«Berto, mio padre». Ricordi di famiglia per il centenario

La figlia Antonia svela il “privato” dello scrittore. Nasce il premio legato al Campiello Giovani. I proventi sono devoluti al progetto di recupero umano e sociale di bambini di strada
Giuseppe Berto a Verona nel 1972 per la ristampa del libro "Il cielo è rosso"
Giuseppe Berto a Verona nel 1972 per la ristampa del libro "Il cielo è rosso"

MOGLIANO. «Era mio padre. Un padre che per i miei primi dodici anni di vita è sempre venuto a prendermi quando uscivo da scuola. Un papà come tutti gli altri, che ho avuto la fortuna di godermi perché lavorava a casa». Sono le parole con cui Antonia, figlia del grande scrittore moglianese Giuseppe Berto, ha ricordato la figura paterna nell’ambito delle celebrazioni per il centenario della nascita dell’autore. 1914 - 2014: cent’anni fa nasceva a Mogliano uno degli scrittori veneti più conosciuti e discussi del secolo scorso.

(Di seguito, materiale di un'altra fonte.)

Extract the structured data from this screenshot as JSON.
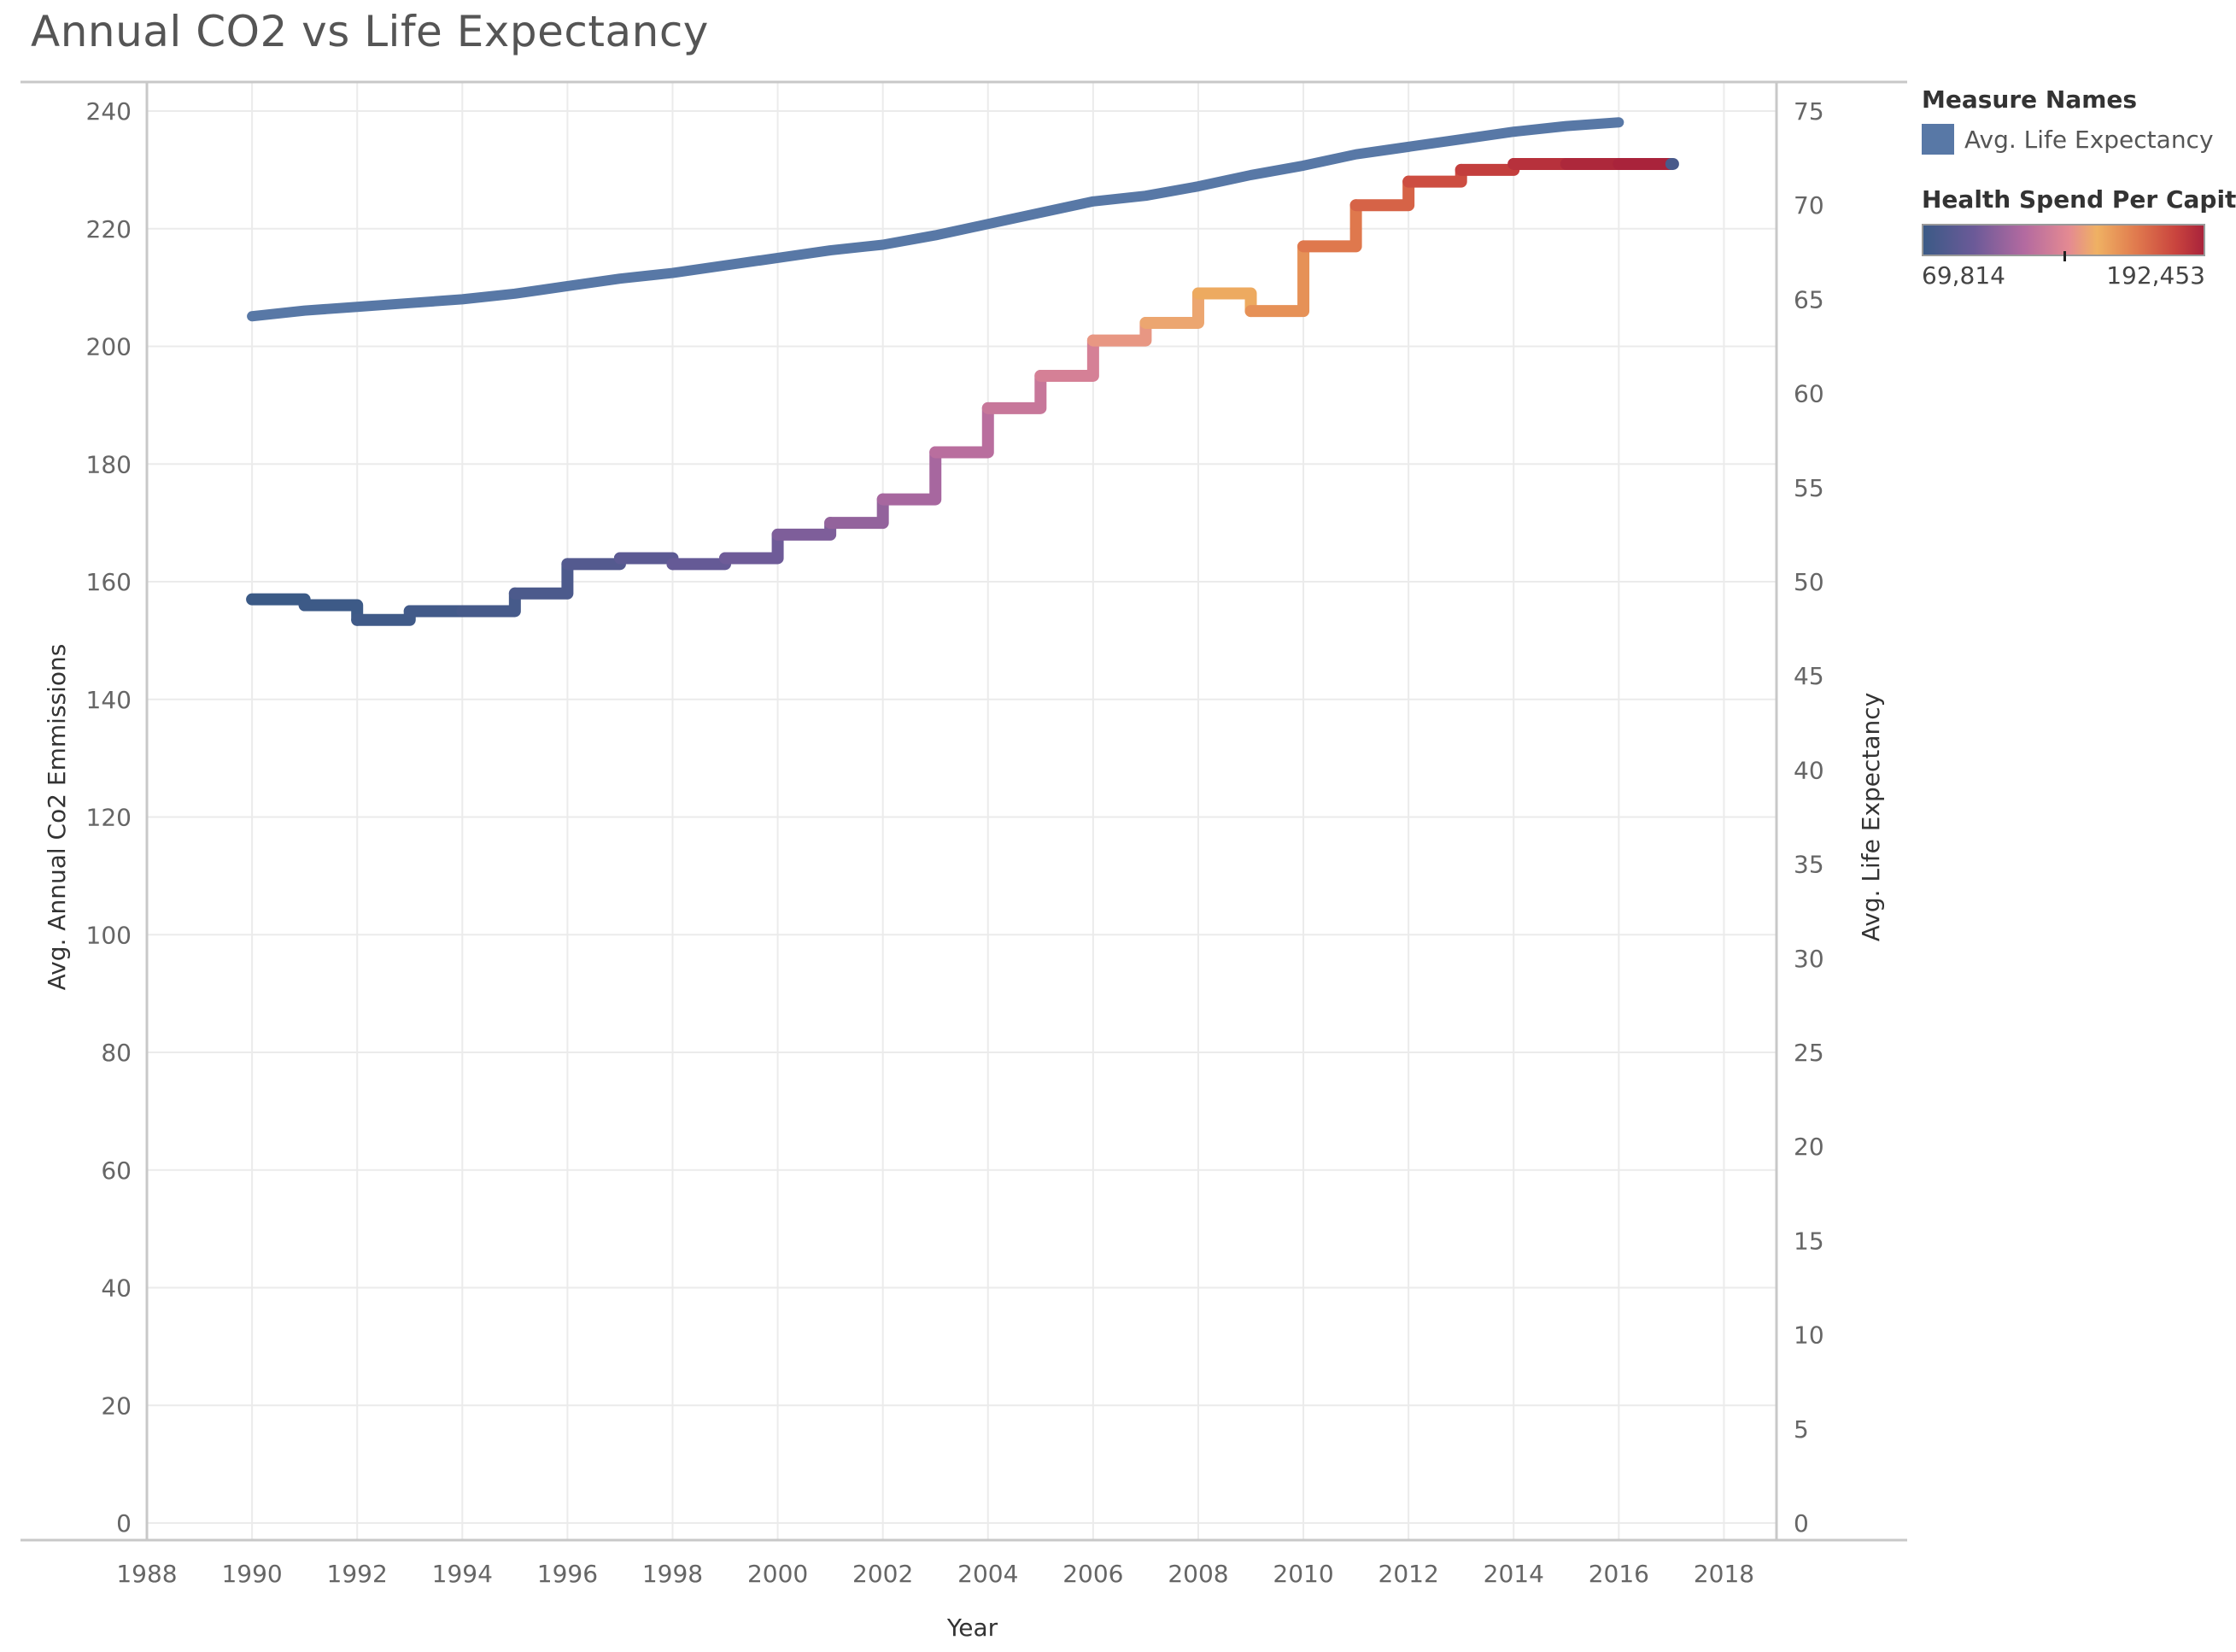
{
  "title": "Annual CO2 vs Life Expectancy",
  "chart_data": {
    "type": "line",
    "title": "Annual CO2 vs Life Expectancy",
    "xlabel": "Year",
    "ylabel_left": "Avg. Annual Co2 Emmissions",
    "ylabel_right": "Avg. Life Expectancy",
    "xlim": [
      1988,
      2019
    ],
    "x_ticks": [
      1988,
      1990,
      1992,
      1994,
      1996,
      1998,
      2000,
      2002,
      2004,
      2006,
      2008,
      2010,
      2012,
      2014,
      2016,
      2018
    ],
    "ylim_left": [
      0,
      240
    ],
    "y_ticks_left": [
      0,
      20,
      40,
      60,
      80,
      100,
      120,
      140,
      160,
      180,
      200,
      220,
      240
    ],
    "ylim_right": [
      0,
      75
    ],
    "y_ticks_right": [
      0,
      5,
      10,
      15,
      20,
      25,
      30,
      35,
      40,
      45,
      50,
      55,
      60,
      65,
      70,
      75
    ],
    "grid": true,
    "series": [
      {
        "name": "Avg. Annual Co2 Emmissions",
        "axis": "left",
        "line_style": "step",
        "x": [
          1990,
          1991,
          1992,
          1993,
          1994,
          1995,
          1996,
          1997,
          1998,
          1999,
          2000,
          2001,
          2002,
          2003,
          2004,
          2005,
          2006,
          2007,
          2008,
          2009,
          2010,
          2011,
          2012,
          2013,
          2014,
          2015,
          2016,
          2017
        ],
        "values": [
          157,
          156,
          153.5,
          155,
          155,
          158,
          163,
          164,
          163,
          164,
          168,
          170,
          174,
          182,
          189.5,
          195,
          201,
          204,
          209,
          206,
          217,
          224,
          228,
          230,
          231,
          231,
          231,
          231
        ],
        "health_spend_per_capita": [
          69814,
          70500,
          71500,
          72500,
          74000,
          76000,
          79000,
          82000,
          85000,
          88000,
          92000,
          97000,
          102000,
          107000,
          112000,
          117000,
          128000,
          135000,
          142000,
          150000,
          158000,
          165000,
          172000,
          178000,
          185000,
          190000,
          192453,
          75000
        ]
      },
      {
        "name": "Avg. Life Expectancy",
        "axis": "right",
        "line_style": "line",
        "x": [
          1990,
          1991,
          1992,
          1993,
          1994,
          1995,
          1996,
          1997,
          1998,
          1999,
          2000,
          2001,
          2002,
          2003,
          2004,
          2005,
          2006,
          2007,
          2008,
          2009,
          2010,
          2011,
          2012,
          2013,
          2014,
          2015,
          2016
        ],
        "values": [
          64.1,
          64.4,
          64.6,
          64.8,
          65.0,
          65.3,
          65.7,
          66.1,
          66.4,
          66.8,
          67.2,
          67.6,
          67.9,
          68.4,
          69.0,
          69.6,
          70.2,
          70.5,
          71.0,
          71.6,
          72.1,
          72.7,
          73.1,
          73.5,
          73.9,
          74.2,
          74.4
        ],
        "color": "#5878a6"
      }
    ],
    "legend": {
      "position": "right",
      "measure_names_title": "Measure Names",
      "measure_names_items": [
        "Avg. Life Expectancy"
      ],
      "color_title": "Health Spend Per Capita",
      "color_min": "69,814",
      "color_max": "192,453",
      "color_range": [
        69814,
        192453
      ],
      "color_stops": [
        "#3b5a86",
        "#6b5a98",
        "#b36aa0",
        "#e48a92",
        "#efb163",
        "#e07a4e",
        "#c9443e",
        "#a9233b"
      ]
    }
  }
}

E proprio il Liceo cittadino a lui intitolato ha dedicato all’autore de “Il male oscuro” una due giorni di convegni, “Letteratura e giovani: l’attualità di Giuseppe Berto”. Dibattiti, discussioni e approfondimenti incentrati sulla modernità di uno scrittore che ha per certi aspetti precorso i tempi, toccando nelle proprie opere anche alcuni aspetti della psicanalisi.

Un’occasione di formazione per i tanti studenti presenti al cinema teatro Busan, ma anche di interesse per puntare sulle proprie qualità: durante il meeting è stata infatti anche presentata la nuova edizione del premio di scrittura “Le città di Berto”, dedicato agli allievi delle scuole di Treviso, Venezia e Vibo Valentia (Berto visse per lunghi periodi proprio in Calabria). Una opportunità che permetterà ai primi due aspiranti scrittori selezionati di partecipare direttamente alle “eliminatorie” della prossima edizione del Premio Campiello Giovani.

Ospite d’onore del pomeriggio, tra i tanti studenti presenti in sala, la figlia Antonia, che del padre conserva una marea di istantanee davvero indimenticabili. «Ho avuto un rapporto molto bello con papà», racconta, «Da piccola la mia vita era quella di una qualunque bambina. Ricordo come fosse ora i pomeriggi in cui si chiudeva nel suo studio a scrivere, mentre io me ne stavo rannicchiata a guardarlo. Usava solo due dita per battere a macchina, e quel ticchettio mi è rimasto nel profondo del cuore». Capo Vaticano, in Calabria, è stato per molto tempo centro della vita di Berto, figura che ha lambito vari momenti della storia italiana. Dalla gioventù, con l’adesione alle ideologie fasciste, fino ai successivi ripensamenti, grazie agli incontri (in un campo di concentramento) con artisti quali Alberto Burri, vero propellente umano capace di spingerlo a mettere su carta un talento per certi versi spesso accantonato e poi esploso, con la conquista di due premi Campiello (“Il male oscuro” e quindi l’ultimo “La gloria”, del 1978).

«C’è una cosa, una delle cose più bella che credo di ricordare di mio padre»,ha sottolineato Antonia, «Lui ci diceva spesso che quando pensava alla sua famiglia si passava un dito lungo l’esterno del naso. Un episodio simile capitò durante la cerimonia del Premio Campiello nel 1964, dove vinse con “Il male oscuro”. Era lì, su quel piccolo schermo, mentre me ne stavo incantata a fissarlo di fronte alla televisione. Forse era imbarazzato e anche a disagio, in quei momenti, ma a un certo punto iniziò con quel suo caratteristico “massaggio” su una narice. Lo sentii lì, vicino a me. Il nostro segreto, il nostro codice di vicinanza». Le informazioni sulle celebrazioni dedicate a Giuseppe Berto sul sito liceoberto.it.